Once again, this is a serious post. I almost feel like I am failing my blog when I write something serious, but for now this is what is in my head and heart.
My brain has been really sidetracked lately. I go to school each day and get another step closer to applying to the nursing program. Each test is just one more stepping stone to my goal. Each project is just another thing I have to do my best to get an A on. My friends and I have developed OCD when it comes to our grades and seriously get mad at ourselves for anything less than a 100. I mean, even if we do get a 100, we get mad if we missed an extra credit question (and the accompanying chance to get our overall average up another point or two). We want to be the best because we know there are probably two hundred other students trying just as hard to be among the 60 that get selected this coming spring. It's a scary, scary thought. Everything we have been working towards comes down to how we look in an application packet.
Last fall wasn't this scary. We weren't applying yet and still had a year to get everything together. Now it's our turn and all of our dreams come down to how we do this semester, if we do well enough for our teachers to write recommendation letters, how well we do on the entrance exam. It's enough to make you lose sleep (obviously...since I'm writing this at 1:30 AM on a school night).
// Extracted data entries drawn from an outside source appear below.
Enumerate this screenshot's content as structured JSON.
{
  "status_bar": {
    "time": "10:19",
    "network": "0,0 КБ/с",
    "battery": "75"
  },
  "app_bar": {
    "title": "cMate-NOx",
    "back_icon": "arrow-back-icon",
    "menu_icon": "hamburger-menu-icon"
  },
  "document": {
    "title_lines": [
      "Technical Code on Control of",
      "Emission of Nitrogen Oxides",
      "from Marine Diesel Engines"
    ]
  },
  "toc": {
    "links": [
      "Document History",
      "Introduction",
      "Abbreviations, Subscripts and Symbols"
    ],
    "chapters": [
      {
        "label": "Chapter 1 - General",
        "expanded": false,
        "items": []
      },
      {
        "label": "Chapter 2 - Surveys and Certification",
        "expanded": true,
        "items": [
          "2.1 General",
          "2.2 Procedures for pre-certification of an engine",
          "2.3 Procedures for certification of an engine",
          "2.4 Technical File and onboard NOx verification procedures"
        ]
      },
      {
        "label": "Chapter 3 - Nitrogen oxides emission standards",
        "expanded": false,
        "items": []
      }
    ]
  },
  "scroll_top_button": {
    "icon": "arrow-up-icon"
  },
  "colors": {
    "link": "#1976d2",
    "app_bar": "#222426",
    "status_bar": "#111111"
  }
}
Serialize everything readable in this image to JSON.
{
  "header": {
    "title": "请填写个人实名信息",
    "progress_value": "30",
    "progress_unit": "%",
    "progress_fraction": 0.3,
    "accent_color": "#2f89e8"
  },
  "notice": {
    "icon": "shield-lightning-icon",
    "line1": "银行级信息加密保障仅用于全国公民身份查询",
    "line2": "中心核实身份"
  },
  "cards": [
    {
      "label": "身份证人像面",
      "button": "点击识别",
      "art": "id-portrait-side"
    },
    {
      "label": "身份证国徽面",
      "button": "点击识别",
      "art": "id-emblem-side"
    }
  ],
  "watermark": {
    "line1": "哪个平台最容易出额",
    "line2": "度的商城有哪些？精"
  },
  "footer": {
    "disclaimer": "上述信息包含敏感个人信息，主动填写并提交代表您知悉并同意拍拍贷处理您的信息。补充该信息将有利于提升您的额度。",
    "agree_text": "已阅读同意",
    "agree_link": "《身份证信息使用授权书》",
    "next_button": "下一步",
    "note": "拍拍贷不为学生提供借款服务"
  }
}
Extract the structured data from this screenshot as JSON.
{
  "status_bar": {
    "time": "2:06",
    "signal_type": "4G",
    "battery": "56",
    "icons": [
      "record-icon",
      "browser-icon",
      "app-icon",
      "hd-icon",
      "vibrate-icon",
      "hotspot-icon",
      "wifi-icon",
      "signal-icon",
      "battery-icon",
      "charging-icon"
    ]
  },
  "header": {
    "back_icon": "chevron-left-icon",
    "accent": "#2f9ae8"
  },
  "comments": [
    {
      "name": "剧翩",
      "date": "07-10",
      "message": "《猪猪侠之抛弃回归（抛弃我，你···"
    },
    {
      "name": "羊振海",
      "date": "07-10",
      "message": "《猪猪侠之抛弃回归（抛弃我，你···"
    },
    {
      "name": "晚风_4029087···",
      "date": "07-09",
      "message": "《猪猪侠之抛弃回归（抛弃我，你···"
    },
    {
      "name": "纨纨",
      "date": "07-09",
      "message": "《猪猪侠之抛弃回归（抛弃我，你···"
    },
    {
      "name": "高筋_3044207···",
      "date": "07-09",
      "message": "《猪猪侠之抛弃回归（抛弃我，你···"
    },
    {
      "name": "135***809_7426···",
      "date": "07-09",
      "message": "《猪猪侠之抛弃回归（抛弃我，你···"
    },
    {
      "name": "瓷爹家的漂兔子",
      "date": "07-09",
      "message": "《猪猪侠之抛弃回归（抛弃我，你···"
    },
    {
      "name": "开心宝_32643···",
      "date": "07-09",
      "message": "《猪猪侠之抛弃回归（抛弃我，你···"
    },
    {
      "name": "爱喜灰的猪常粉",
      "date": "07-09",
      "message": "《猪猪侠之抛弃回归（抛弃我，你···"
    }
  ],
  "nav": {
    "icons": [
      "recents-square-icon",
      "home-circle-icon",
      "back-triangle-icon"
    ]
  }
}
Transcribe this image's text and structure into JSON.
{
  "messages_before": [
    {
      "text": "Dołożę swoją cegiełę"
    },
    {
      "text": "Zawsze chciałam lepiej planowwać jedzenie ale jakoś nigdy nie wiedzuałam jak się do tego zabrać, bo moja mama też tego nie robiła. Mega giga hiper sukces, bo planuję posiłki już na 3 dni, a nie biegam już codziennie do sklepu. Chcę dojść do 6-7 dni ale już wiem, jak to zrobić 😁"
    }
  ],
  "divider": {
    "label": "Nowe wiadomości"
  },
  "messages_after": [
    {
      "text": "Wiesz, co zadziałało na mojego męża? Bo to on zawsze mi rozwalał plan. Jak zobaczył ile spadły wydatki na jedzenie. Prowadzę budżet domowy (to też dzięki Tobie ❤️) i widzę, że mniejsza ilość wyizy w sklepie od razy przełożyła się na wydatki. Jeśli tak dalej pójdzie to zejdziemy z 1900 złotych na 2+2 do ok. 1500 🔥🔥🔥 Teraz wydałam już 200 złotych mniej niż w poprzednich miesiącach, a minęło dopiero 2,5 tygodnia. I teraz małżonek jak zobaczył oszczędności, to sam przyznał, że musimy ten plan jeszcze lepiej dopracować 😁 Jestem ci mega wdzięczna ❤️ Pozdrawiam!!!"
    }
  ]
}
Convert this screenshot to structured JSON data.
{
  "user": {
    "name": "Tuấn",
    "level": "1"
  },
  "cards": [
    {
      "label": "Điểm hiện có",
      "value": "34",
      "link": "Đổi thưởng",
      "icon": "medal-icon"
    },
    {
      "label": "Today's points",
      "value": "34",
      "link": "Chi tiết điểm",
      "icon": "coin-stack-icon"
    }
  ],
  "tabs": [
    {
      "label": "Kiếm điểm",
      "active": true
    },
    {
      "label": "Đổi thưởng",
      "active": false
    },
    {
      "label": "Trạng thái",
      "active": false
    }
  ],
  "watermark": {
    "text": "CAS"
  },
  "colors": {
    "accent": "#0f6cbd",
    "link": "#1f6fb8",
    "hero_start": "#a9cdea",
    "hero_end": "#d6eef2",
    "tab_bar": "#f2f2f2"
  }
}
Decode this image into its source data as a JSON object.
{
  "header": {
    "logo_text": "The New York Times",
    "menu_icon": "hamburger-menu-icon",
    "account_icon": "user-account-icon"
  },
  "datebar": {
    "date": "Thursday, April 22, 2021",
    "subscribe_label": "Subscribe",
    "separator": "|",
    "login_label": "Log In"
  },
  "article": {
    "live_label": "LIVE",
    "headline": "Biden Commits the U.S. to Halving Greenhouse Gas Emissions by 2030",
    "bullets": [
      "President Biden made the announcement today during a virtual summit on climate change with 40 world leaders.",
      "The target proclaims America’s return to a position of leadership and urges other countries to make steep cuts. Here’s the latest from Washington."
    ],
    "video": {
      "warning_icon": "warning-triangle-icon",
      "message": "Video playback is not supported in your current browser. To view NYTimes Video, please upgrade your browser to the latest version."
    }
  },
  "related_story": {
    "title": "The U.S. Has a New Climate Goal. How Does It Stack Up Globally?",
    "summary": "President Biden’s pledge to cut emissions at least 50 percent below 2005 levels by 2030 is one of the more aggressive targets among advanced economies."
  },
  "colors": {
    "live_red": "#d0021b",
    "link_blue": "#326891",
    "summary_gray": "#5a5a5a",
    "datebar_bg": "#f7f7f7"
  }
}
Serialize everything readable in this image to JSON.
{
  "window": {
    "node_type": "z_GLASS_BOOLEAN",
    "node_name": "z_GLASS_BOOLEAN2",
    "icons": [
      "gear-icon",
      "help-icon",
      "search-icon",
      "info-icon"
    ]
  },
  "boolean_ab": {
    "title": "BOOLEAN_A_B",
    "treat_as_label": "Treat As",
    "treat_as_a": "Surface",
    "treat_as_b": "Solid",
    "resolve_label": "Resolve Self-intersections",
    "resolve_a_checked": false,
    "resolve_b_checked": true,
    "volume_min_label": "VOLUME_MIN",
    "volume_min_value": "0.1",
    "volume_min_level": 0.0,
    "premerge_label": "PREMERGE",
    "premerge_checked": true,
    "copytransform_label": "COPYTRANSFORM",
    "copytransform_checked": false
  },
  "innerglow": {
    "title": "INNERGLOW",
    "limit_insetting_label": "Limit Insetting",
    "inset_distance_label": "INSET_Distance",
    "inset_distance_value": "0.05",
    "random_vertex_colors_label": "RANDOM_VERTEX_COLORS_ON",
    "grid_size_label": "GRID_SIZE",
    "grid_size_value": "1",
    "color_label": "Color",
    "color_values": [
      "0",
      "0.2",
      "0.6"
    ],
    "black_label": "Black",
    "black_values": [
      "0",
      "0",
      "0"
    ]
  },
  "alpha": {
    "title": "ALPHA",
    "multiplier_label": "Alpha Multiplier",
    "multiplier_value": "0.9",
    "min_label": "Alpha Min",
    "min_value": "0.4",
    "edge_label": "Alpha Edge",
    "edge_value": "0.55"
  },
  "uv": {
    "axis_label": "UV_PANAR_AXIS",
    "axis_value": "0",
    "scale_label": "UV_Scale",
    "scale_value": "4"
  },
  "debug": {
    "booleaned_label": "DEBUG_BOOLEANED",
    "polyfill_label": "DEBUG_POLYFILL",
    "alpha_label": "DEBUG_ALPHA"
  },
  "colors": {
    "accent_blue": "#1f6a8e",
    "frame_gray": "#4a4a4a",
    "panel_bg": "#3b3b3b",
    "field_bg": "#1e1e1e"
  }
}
Anyway, somewhere in the middle of all this school stuff this year, I started feeling sorry for myself that I'm not married yet (yea, this has been the theme of my pity parties this year). Tonight it finally clicked in my head....amid all of my school stress and longing to be with my someone, I've lost sight of where I'm headed and what God has called me to do. I mean, I've known that I belong in the mission field and that I was born to do this, but I've been sitting here wondering..."but God, why? Why can't I have what I want? How come I have to wait? All the other girls are married and are having kids now. When will it be my turn? Why are You requiring this of me when it hurts so bad?" I know I'm not the type to date just to have fun...regardless of how it's viewed, I just don't want to give parts of myself away like that or risk taking from someone else what doesn't belong to me. Does that mean I really have to wait for what seems like is going to be at least another 5 years before I'm granted my heart's desire? I don't want to be thirty and unmarried!
But, as is often the case, it seems that when I'm hellbent on wallowing in my own pity and doubt, God allows me to stay there until I finally see where I've come to. Tonight I think I saw that. I don't know when or where or if I will be married. It doesn't matter. There is work to be done. When I think about it, I would rather spend my life being single and following my Savior to wherever He calls me, than being married and living without Him. He may have someone planned for me. He may not. I don't know. I do know what He has given me right now. He has set a task before me, a mountain to climb, a race to run. I know He is by my side every step of the way. He loves me more than I know. How can I not give up my wishes and desires to a God who willingly gave up so much for me at Calvary?
It seems like being single should just get easier, or that you will get so used to that it won't bother you anymore. Well, you do get used to it, but that doesn't make it any easier. On the contrary, each year that passes just makes it more difficult as more and more of your friends get married and have babies and you still have to find a date to take to weddings and funerals (ok not funerals but it just seemed to fit...). That would make for an awkward first date though...."Yea that was my great aunt Laverne. She was dead for a week before they found her. So what do you do for fun?"
Seriously though, looking back over the last 6 years, it feels like I've been wishing that I belonged to someone, that I shared my life with someone, that my heart was claimed. Well, I do, and it is. You might think that sounds funny. There is no guy sitting next to me, no awesome date set for Friday night. But my heart is spoken for and I belong to Him. And that is beyond treasure, beyond enough. It is well with my soul.